I will give a little preview of here this is going by pointing out that in the distinction between political and social good and evil, probably a majority of that distinction is based in the difference between possession and giving.  In the most extreme forms of that there is the complete difference between the possession of other human beings, generally by a man or a woman of property and wealth over slaves, wage-slaves*, children - especially daughters - wives and the practice of egalitarianism - which I would assert is an expression of love or it is merely an optional legalism which can easily be withdrawn without cost to the one withdrawing it - and the actual distribution of material goods.   In the most extreme difference can be seen such things as Jeff Bezos making 24 million dollars during the current pandemic as the wage-slaves in his warehouses are not only worked more sedulously than field-slaves, but their lives endangered as Amazon takes back the measly 2 dollars in "hazard pay" they announced for PR purposes.  Or as can be seen in just the most recently "honor killing" to make the international news as well as the myriad of others that don't.  

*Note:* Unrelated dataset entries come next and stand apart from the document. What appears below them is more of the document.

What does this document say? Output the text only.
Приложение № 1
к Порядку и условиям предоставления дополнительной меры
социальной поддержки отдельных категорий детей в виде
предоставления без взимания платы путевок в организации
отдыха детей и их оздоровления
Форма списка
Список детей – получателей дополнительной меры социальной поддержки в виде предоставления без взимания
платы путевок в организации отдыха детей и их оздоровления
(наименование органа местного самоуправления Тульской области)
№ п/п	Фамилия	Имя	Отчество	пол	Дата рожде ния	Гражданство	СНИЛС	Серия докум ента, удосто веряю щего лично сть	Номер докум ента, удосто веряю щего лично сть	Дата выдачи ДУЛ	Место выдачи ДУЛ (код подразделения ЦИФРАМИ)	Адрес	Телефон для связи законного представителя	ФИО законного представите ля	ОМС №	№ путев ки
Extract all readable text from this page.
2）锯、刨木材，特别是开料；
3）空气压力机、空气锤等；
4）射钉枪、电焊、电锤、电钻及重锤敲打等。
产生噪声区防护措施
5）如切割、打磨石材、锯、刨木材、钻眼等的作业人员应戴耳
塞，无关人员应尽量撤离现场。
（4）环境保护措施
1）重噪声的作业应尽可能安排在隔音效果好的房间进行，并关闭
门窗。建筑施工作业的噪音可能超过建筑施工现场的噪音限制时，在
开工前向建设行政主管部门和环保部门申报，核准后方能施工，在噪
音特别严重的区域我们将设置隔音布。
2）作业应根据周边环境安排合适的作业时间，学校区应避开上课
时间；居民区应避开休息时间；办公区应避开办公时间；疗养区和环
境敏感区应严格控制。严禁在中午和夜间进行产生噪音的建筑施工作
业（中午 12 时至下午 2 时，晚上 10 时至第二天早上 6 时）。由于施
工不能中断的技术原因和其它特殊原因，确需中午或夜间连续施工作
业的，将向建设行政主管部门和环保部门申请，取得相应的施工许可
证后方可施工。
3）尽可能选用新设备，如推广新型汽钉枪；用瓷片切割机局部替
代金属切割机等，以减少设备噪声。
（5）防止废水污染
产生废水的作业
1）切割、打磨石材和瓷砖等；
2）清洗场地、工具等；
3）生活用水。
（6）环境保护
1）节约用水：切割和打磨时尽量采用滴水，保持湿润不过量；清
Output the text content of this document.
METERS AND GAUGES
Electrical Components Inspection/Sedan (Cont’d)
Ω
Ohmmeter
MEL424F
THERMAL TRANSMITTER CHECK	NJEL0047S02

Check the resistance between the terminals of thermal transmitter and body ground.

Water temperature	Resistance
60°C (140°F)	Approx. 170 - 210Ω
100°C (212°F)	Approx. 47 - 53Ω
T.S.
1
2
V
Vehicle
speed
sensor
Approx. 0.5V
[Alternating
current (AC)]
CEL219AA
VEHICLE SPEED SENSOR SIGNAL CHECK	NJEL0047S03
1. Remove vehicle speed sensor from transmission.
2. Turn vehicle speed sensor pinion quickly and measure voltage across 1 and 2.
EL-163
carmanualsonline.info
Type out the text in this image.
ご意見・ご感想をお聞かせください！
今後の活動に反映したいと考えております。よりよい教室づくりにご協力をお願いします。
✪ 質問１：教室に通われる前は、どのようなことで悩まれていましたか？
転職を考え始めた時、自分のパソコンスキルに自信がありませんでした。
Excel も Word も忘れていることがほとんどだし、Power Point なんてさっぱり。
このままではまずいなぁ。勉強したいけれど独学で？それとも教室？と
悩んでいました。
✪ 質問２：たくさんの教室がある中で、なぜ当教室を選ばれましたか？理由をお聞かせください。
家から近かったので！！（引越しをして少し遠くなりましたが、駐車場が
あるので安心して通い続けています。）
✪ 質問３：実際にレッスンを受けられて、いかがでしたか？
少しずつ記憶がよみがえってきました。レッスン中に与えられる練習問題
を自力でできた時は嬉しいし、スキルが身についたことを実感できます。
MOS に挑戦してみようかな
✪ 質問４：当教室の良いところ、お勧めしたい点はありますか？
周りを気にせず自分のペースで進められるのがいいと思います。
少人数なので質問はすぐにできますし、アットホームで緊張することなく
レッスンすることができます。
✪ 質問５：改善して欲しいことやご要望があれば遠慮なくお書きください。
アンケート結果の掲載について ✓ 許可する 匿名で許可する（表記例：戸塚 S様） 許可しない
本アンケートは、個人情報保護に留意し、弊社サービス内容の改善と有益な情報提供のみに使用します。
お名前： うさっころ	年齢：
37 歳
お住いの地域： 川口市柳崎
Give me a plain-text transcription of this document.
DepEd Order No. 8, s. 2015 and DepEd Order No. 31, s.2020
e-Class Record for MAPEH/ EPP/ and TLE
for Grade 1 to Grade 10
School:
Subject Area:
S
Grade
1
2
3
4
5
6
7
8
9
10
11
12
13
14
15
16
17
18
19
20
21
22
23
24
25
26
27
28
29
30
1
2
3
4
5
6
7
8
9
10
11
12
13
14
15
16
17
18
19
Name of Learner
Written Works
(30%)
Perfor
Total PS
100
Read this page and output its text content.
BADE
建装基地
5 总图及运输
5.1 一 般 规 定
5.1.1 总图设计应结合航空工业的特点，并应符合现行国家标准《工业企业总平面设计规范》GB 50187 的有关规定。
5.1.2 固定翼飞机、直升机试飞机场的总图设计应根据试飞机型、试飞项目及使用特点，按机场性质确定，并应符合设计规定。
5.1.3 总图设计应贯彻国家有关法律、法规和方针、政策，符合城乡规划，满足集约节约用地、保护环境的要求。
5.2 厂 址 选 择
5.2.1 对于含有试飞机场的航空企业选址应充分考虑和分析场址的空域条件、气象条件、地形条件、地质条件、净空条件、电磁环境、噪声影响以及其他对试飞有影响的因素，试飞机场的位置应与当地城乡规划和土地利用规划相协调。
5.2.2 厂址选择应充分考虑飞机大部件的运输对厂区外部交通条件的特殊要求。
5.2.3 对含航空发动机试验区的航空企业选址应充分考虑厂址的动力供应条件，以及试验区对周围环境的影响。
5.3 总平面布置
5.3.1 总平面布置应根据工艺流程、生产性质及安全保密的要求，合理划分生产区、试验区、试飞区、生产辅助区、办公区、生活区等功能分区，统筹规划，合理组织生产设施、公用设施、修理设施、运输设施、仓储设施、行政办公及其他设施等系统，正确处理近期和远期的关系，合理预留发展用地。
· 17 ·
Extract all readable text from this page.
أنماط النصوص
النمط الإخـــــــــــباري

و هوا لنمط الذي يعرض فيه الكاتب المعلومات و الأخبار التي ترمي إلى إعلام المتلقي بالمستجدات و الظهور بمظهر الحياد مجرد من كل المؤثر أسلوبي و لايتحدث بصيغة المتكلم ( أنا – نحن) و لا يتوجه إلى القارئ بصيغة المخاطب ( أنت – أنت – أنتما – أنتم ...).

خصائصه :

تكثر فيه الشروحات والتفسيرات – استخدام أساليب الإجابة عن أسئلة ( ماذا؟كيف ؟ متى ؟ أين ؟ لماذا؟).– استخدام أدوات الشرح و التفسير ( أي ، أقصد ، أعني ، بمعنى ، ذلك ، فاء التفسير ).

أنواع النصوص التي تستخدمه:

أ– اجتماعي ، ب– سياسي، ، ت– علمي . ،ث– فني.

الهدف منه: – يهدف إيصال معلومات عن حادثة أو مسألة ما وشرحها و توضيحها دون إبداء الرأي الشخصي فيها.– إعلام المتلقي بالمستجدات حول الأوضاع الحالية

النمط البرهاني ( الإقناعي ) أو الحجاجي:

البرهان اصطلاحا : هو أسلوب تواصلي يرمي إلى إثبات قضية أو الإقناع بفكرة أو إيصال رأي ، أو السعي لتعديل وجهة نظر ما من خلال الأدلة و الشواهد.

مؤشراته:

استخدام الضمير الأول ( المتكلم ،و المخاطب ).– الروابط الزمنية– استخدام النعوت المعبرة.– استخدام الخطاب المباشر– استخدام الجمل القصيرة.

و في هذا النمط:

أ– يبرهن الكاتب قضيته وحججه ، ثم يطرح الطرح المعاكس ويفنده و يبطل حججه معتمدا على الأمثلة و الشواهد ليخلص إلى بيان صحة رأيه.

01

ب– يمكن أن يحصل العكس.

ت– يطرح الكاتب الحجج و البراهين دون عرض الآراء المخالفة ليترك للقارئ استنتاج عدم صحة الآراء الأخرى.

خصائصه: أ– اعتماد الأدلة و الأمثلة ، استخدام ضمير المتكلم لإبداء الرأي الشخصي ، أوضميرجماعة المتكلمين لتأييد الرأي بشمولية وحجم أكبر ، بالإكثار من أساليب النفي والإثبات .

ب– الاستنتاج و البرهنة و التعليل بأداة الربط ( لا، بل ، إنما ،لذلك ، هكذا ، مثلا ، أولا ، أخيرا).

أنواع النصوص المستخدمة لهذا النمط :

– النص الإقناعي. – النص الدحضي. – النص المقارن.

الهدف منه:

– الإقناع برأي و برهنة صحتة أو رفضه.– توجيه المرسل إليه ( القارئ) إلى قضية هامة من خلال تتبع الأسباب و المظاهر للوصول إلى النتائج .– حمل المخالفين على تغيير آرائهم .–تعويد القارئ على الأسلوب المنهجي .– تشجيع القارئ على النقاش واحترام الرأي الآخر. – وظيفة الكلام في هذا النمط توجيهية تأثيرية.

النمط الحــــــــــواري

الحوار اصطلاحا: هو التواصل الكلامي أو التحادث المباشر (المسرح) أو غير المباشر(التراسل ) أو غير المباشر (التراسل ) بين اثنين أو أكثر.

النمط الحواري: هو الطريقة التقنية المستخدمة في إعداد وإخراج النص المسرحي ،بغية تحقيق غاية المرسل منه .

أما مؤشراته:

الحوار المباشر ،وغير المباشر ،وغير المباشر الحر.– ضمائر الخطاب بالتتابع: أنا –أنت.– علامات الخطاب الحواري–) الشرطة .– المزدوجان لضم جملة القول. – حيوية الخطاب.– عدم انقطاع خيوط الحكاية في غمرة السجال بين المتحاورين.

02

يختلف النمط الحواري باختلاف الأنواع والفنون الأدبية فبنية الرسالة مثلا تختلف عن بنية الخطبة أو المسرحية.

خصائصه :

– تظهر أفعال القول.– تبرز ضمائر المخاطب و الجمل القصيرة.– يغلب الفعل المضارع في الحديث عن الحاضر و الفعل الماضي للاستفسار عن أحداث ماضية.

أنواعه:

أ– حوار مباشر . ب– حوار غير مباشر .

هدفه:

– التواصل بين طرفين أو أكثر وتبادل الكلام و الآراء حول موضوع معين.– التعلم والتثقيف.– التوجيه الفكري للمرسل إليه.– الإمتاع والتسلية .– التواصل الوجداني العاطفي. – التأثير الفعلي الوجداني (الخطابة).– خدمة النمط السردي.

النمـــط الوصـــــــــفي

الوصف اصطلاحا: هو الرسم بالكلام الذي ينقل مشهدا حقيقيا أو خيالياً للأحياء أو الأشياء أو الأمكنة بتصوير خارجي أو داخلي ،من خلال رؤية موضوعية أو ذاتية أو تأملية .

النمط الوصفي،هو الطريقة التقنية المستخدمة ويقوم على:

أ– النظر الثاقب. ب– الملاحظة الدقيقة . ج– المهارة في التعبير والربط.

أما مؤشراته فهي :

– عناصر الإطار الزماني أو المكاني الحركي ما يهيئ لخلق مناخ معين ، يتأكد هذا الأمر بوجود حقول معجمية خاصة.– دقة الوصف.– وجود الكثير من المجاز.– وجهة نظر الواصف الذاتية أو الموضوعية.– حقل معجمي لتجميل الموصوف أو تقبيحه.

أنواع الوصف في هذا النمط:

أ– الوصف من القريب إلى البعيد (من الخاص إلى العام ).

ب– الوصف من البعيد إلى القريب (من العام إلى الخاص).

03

This is one of the ways in which the teachings of Jesus are as radical as can be as seen in one of the most fraught areas of human life, one which is far more complex and difficult in our conduct of our lives than it is in even this kind of in depth expression of it.  The difference between wanting or expressing possession of the life of another person and loving them in a way that rejects that kind of possession is in no way an easy thing to even put into words, practicing it is far more complex than that.  I am tempted to go into, for example, the complication that sexual infidelity among those in a committed relationship plays into this, that complex that plays off notions of possession and permission to break promises of support, the irresponsibility of the possible production of a pregnancy and child outside of a stable family, the dangers of contracting and passing on sexually transmitted diseases, the abandonment of a wife and children or a husband and children, etc. are in every way related to not only the giving or withdrawal of material support but also of emotional support and guidance that parents owe to their children.  

This is the crux of why The Law, the Prophets, the Gospel and the apostolic teachings were and are so despised, because they all come down with a preference for giving instead of possession, of moral responsibility instead of selfishness - no matter how imperfectly expressed in such legalisms as The Law's dealing with adultery, so decisively interpreted against tradition in John's Gospel. 

I think the spectacle of the Trump regime is, if not the perfect, quite an adequate view of the antithesis of the Gospel to be getting on with.  And the impotence of the atheist-materialist-secular "left" in opposing it is clear, too.  To the extent that that "left" adopts the components of the depravity of which Trump is merely a developed example, to that extent they participate in elevating it to power.  Even in their opposition to it, they have had such a tendency to aid it in the past century, as, indeed, so many in the "Christian" churches.   Jesus is too radical for such "Christianity" so they don't much talk about what he said. 

In this the absolute radicalism of the sayings and doings of Jesus as recorded in the Gospels, as taught by Paul and James and the others and how subsequent accommodation of Christian authorities with worldly power was a distortion and rejection of that radicalism becomes clearer.